紅蠍(べにさそり)の部隊がカサブランカを取り囲んだ。



『もう、ムリだ!』



『パピヨン!、城の塔門を閉めろ!』



紅蠍(べにさそり)から、カサブランカを助けようと新型銃を構えるパピヨン。



《《バキユーーーーン》》



大紅蠍(おおべにさそり)の背中に乗る双剣のバロンの銀の胸当てにパピヨンが放った銃の弾丸が当たった。

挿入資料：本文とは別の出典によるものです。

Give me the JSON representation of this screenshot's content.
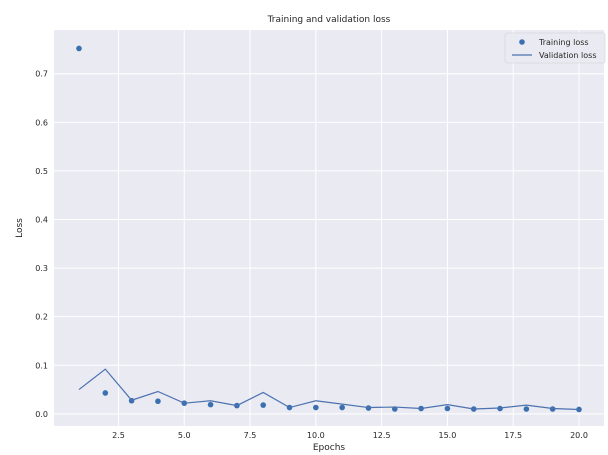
{
  "chart_data": {
    "type": "line",
    "title": "Training and validation loss",
    "xlabel": "Epochs",
    "ylabel": "Loss",
    "xlim": [
      0.05,
      20.95
    ],
    "ylim": [
      -0.025,
      0.79
    ],
    "xticks": [
      2.5,
      5.0,
      7.5,
      10.0,
      12.5,
      15.0,
      17.5,
      20.0
    ],
    "xtick_labels": [
      "2.5",
      "5.0",
      "7.5",
      "10.0",
      "12.5",
      "15.0",
      "17.5",
      "20.0"
    ],
    "yticks": [
      0.0,
      0.1,
      0.2,
      0.3,
      0.4,
      0.5,
      0.6,
      0.7
    ],
    "ytick_labels": [
      "0.0",
      "0.1",
      "0.2",
      "0.3",
      "0.4",
      "0.5",
      "0.6",
      "0.7"
    ],
    "grid": true,
    "legend_position": "top-right",
    "x": [
      1,
      2,
      3,
      4,
      5,
      6,
      7,
      8,
      9,
      10,
      11,
      12,
      13,
      14,
      15,
      16,
      17,
      18,
      19,
      20
    ],
    "series": [
      {
        "name": "Training loss",
        "style": "markers",
        "color": "#3a6fb0",
        "values": [
          0.752,
          0.043,
          0.027,
          0.026,
          0.022,
          0.019,
          0.017,
          0.018,
          0.013,
          0.013,
          0.013,
          0.012,
          0.01,
          0.011,
          0.011,
          0.01,
          0.011,
          0.01,
          0.01,
          0.009
        ]
      },
      {
        "name": "Validation loss",
        "style": "line",
        "color": "#4c72b0",
        "values": [
          0.05,
          0.092,
          0.028,
          0.046,
          0.022,
          0.027,
          0.017,
          0.044,
          0.013,
          0.027,
          0.02,
          0.013,
          0.014,
          0.011,
          0.019,
          0.01,
          0.012,
          0.018,
          0.011,
          0.009
        ]
      }
    ]
  }
}
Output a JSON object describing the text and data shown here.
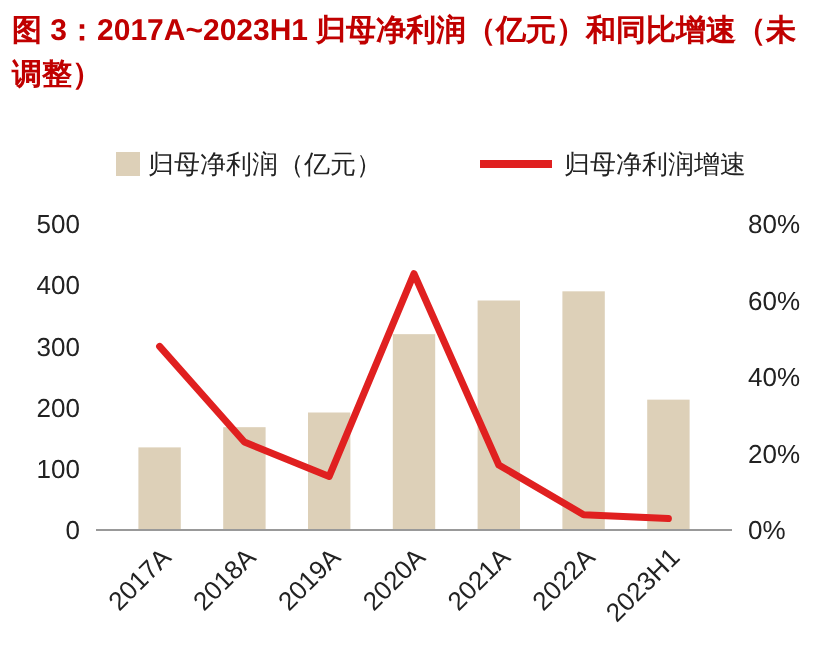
{
  "chart_data": {
    "type": "bar",
    "title": "图 3：2017A~2023H1 归母净利润（亿元）和同比增速（未调整）",
    "categories": [
      "2017A",
      "2018A",
      "2019A",
      "2020A",
      "2021A",
      "2022A",
      "2023H1"
    ],
    "series": [
      {
        "name": "归母净利润（亿元）",
        "color": "#ddd0b8",
        "values": [
          135,
          168,
          192,
          320,
          375,
          390,
          213
        ]
      },
      {
        "name": "归母净利润增速",
        "type": "line",
        "axis": "y2",
        "color": "#e02020",
        "values": [
          48,
          23,
          14,
          67,
          17,
          4,
          3
        ]
      }
    ],
    "ylim": [
      0,
      500
    ],
    "yticks": [
      0,
      100,
      200,
      300,
      400,
      500
    ],
    "y2lim": [
      0,
      80
    ],
    "y2ticks": [
      {
        "value": 0,
        "label": "0%"
      },
      {
        "value": 20,
        "label": "20%"
      },
      {
        "value": 40,
        "label": "40%"
      },
      {
        "value": 60,
        "label": "60%"
      },
      {
        "value": 80,
        "label": "80%"
      }
    ],
    "legend": "top",
    "grid": false,
    "marker": "none",
    "line_style": "solid"
  }
}
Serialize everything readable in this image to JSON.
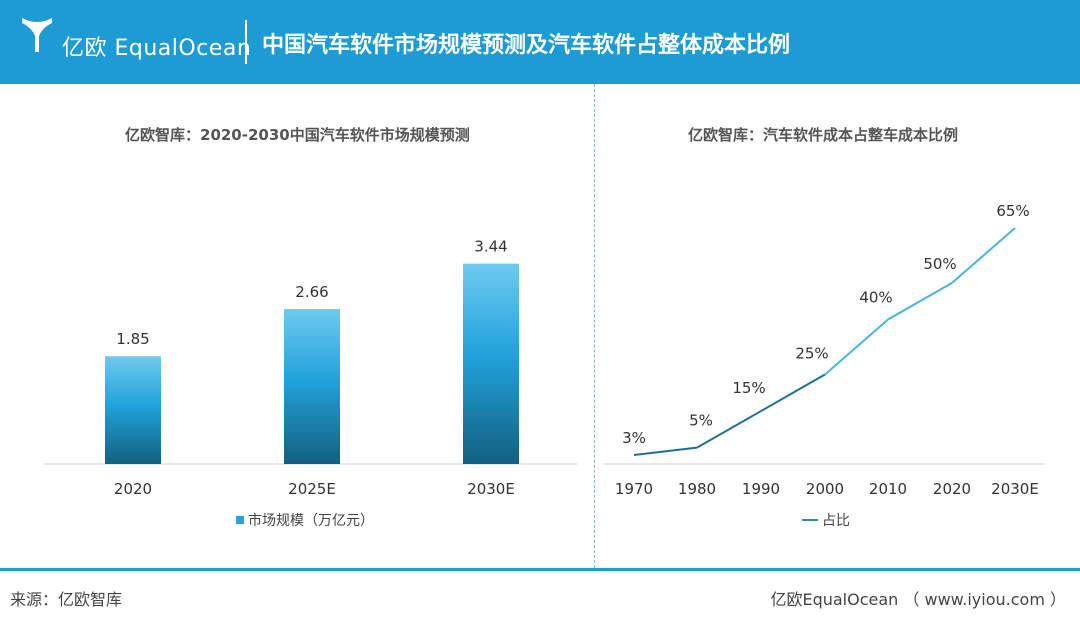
{
  "header": {
    "brand": "亿欧 EqualOcean",
    "title": "中国汽车软件市场规模预测及汽车软件占整体成本比例"
  },
  "colors": {
    "header_bg": "#1d9bd3",
    "bar_top": "#6fcaee",
    "bar_mid": "#22a3db",
    "bar_bottom": "#13607f",
    "line": "#2b8fbd"
  },
  "chart_data": [
    {
      "type": "bar",
      "title": "亿欧智库：2020-2030中国汽车软件市场规模预测",
      "categories": [
        "2020",
        "2025E",
        "2030E"
      ],
      "series": [
        {
          "name": "市场规模（万亿元）",
          "values": [
            1.85,
            2.66,
            3.44
          ]
        }
      ],
      "data_labels": [
        "1.85",
        "2.66",
        "3.44"
      ],
      "ylim": [
        0,
        4
      ],
      "legend": "bottom",
      "grid": false
    },
    {
      "type": "line",
      "title": "亿欧智库：汽车软件成本占整车成本比例",
      "categories": [
        "1970",
        "1980",
        "1990",
        "2000",
        "2010",
        "2020",
        "2030E"
      ],
      "series": [
        {
          "name": "占比",
          "values": [
            3,
            5,
            15,
            25,
            40,
            50,
            65
          ]
        }
      ],
      "data_labels": [
        "3%",
        "5%",
        "15%",
        "25%",
        "40%",
        "50%",
        "65%"
      ],
      "ylim": [
        0,
        75
      ],
      "legend": "bottom",
      "grid": false
    }
  ],
  "footer": {
    "source": "来源：亿欧智库",
    "credit": "亿欧EqualOcean （ www.iyiou.com ）"
  }
}
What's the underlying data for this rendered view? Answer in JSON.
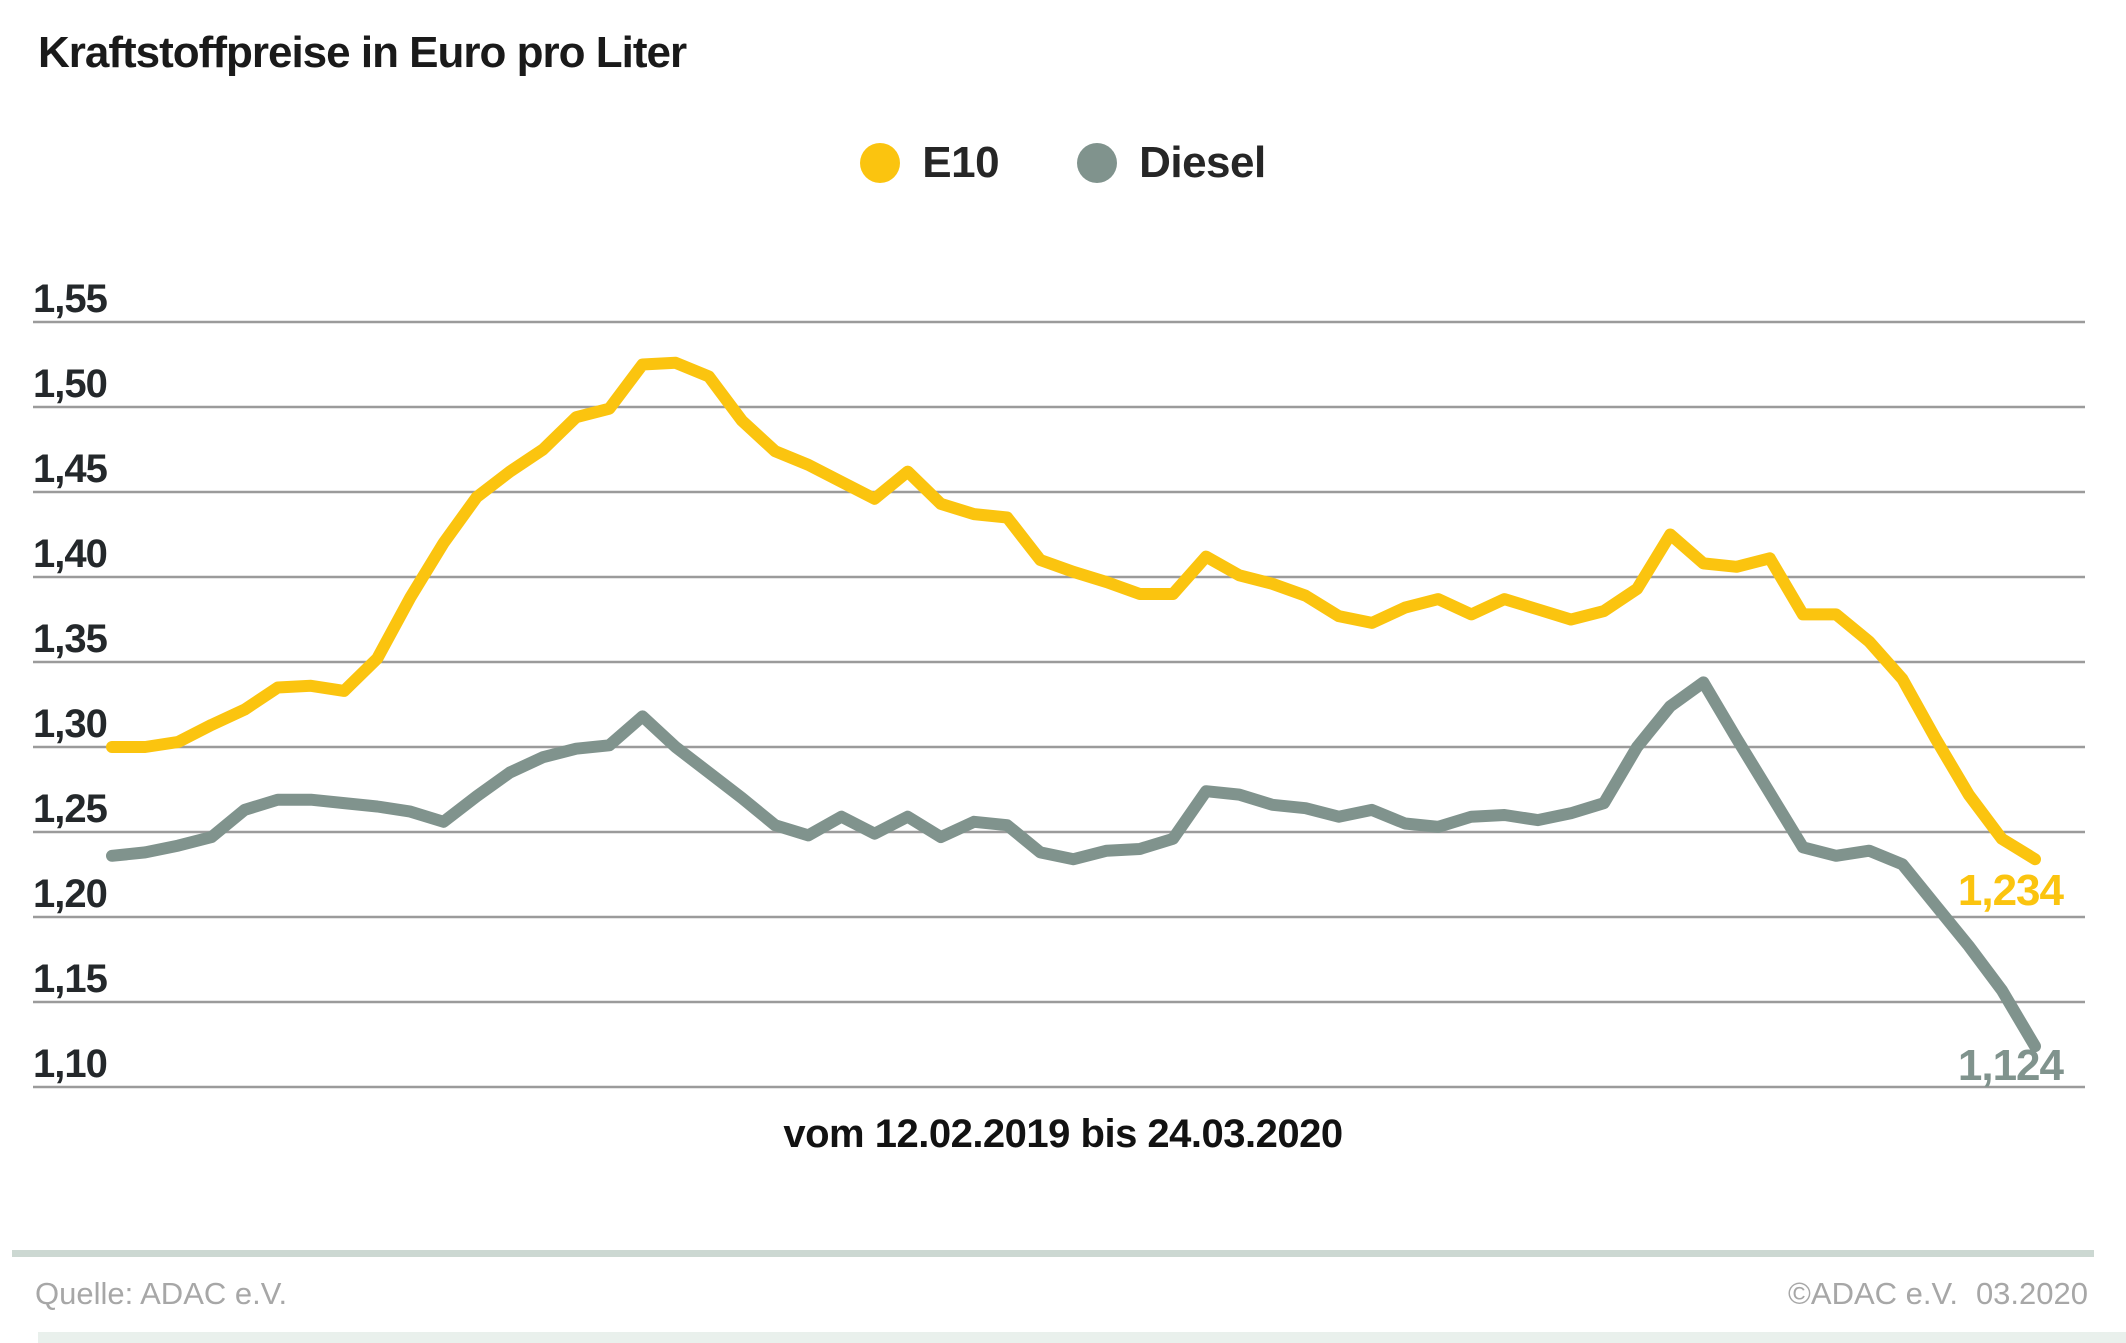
{
  "title": "Kraftstoffpreise in Euro pro Liter",
  "legend": [
    {
      "label": "E10",
      "color": "#fbc40f"
    },
    {
      "label": "Diesel",
      "color": "#80938d"
    }
  ],
  "colors": {
    "grid": "#9b9b9b",
    "tick_text": "#24282b",
    "e10": "#fbc40f",
    "diesel": "#80938d",
    "separator": "#ccd8d2",
    "bottom_bar": "#e9f0ec"
  },
  "chart_data": {
    "type": "line",
    "title": "Kraftstoffpreise in Euro pro Liter",
    "x_caption": "vom 12.02.2019 bis 24.03.2020",
    "x_start": "12.02.2019",
    "x_end": "24.03.2020",
    "frequency": "weekly",
    "n_points": 59,
    "ylim": [
      1.1,
      1.55
    ],
    "ytick_step": 0.05,
    "ytick_labels": [
      "1,55",
      "1,50",
      "1,45",
      "1,40",
      "1,35",
      "1,30",
      "1,25",
      "1,20",
      "1,15",
      "1,10"
    ],
    "grid": true,
    "legend_position": "top-center",
    "series": [
      {
        "name": "E10",
        "color": "#fbc40f",
        "end_label": "1,234",
        "end_value": 1.234,
        "values": [
          1.3,
          1.3,
          1.303,
          1.313,
          1.322,
          1.335,
          1.336,
          1.333,
          1.352,
          1.388,
          1.42,
          1.447,
          1.462,
          1.475,
          1.494,
          1.499,
          1.525,
          1.526,
          1.518,
          1.492,
          1.474,
          1.466,
          1.456,
          1.446,
          1.462,
          1.443,
          1.437,
          1.435,
          1.41,
          1.403,
          1.397,
          1.39,
          1.39,
          1.412,
          1.401,
          1.396,
          1.389,
          1.377,
          1.373,
          1.382,
          1.387,
          1.378,
          1.387,
          1.381,
          1.375,
          1.38,
          1.393,
          1.425,
          1.408,
          1.406,
          1.411,
          1.378,
          1.378,
          1.362,
          1.34,
          1.305,
          1.272,
          1.246,
          1.234
        ]
      },
      {
        "name": "Diesel",
        "color": "#80938d",
        "end_label": "1,124",
        "end_value": 1.124,
        "values": [
          1.236,
          1.238,
          1.242,
          1.247,
          1.263,
          1.269,
          1.269,
          1.267,
          1.265,
          1.262,
          1.256,
          1.271,
          1.285,
          1.294,
          1.299,
          1.301,
          1.318,
          1.3,
          1.285,
          1.27,
          1.254,
          1.248,
          1.259,
          1.249,
          1.259,
          1.247,
          1.256,
          1.254,
          1.238,
          1.234,
          1.239,
          1.24,
          1.246,
          1.274,
          1.272,
          1.266,
          1.264,
          1.259,
          1.263,
          1.255,
          1.253,
          1.259,
          1.26,
          1.257,
          1.261,
          1.267,
          1.3,
          1.324,
          1.338,
          1.305,
          1.273,
          1.241,
          1.236,
          1.239,
          1.231,
          1.207,
          1.183,
          1.157,
          1.124
        ]
      }
    ]
  },
  "footer": {
    "source": "Quelle: ADAC e.V.",
    "copyright": "©ADAC e.V.",
    "date": "03.2020"
  }
}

ゆっくりと、大紅蠍(おおべにさそり)から降りるバロン。



包囲されたカサブランカの(ストーム.スピア)に目を移した。



『蒼天の(ストーム.スピア)……ということは、あんたが、あの三勇士の一人かい。』



『これで、三勇士の中の二人に出会えたぜ。』



『俺と差しで勝負だ!』



『カサブランカ!』



立ち上がり、蒼天の(ストーム.スピア)をグルグルと回すカサブランカ。



少し距離を置いて、青色のグリップの剣を地面に突き刺すバロン。



『お互いに、武器は1つでないとフェヤーじゃないからな。 』



カサブランカが(ストーム.スピア)を縦横無尽に回し始めた。



『奴の姿が見えねえ……』



『これが、音に聞こえた蒼天の(ストーム.スピア)の秘技!』



『これは、相手を間違えたかもしれん…しかし、今さら後へは引けん!』



バロンは覚悟を決めて見えない相手に剣を降り下ろした。



『うおおおーーーーーつ!!』



《《ガキーーーーーン》》



鈍い音を発ててバロンの赤い剣の刃が真っ二つに割れた。



次の瞬間、蒼天の(ストーム.スピア)がバロンの喉元へ突き立てられた。



『流石だぜ……真理郷(セオクラ)の三勇士』



『俺の負けだ!』



『その(ストーム.スピア)で俺を天国とやらへ連れて行ってくれ…』



『行け!……』



カサブランカは、バロンの喉元から(ストーム.スピア)を外した。



『ホゥ…………これは、お情けていう奴ですかな。 』



バロンは、背中を向けて去ってゆく。



カサブランカも、バロンの後ろ姿を見て城の塔門へと歩き出した。



その時、バロンが手に持っていた赤い折れた剣が城の塔門にいるパピヨン目掛けて投げられた。



『危ないーーーー!!!』



カサブランカが、咄嗟(とっさ)に蒼天の(ストーム.スピア)を、その剣、目掛けて投げた。



《《ガキーーーーーン》》



(ストーム.スピ)と赤い折剣が音を発てて落ちた。



命拾いをした、パピヨンが叫ぶ。



『おねーさん!』



『後ろーーー!!』



《《グサーーーッ》》



カサブランカの背中へ蒼い剣が突き刺さり貫通した。



『ぶはーーーっ!』



口から血を吐くカサブランカが、その場に倒れて込んだ。



『あんたみたいな、強い勇者は、俺にとって邪魔者でしかない!』



剣を抜き取り、倒れ込んだカサブランカの頭に足を乗せるバロン。



『俺こそが真の勇者だー!』



空を見上げ、笑うバロンが呟いた。



『そろそろ、頃合いだ……』



すると大紅蠍(おおべにさそり)の口から紅蓮の火の玉が現れ空に放たれた。



その火の玉の行方を、ゆっくりと、歩きながら目で追うバロン。



やがて、火の玉は倒れて込んだいるカサブランカの上空に達して下降し始めた。



バロンが背中をクルリと向けて呟く。




『ドローーン.ストライク!!』



火の玉は、カサブランカの屍の上に落下して紅蓮の炎を上げて燃え盛った。




『カサブランカおねさーーーーん!!』



悲鳴にも似た叫び声が、王城に響き渡る。



世に、その名を残した英雄、カサブランカは逝った。



紅蓮の炎の中から小さな綺羅星が現れ空高くに舞い上がりやがて吸い込まれて見えなくなった。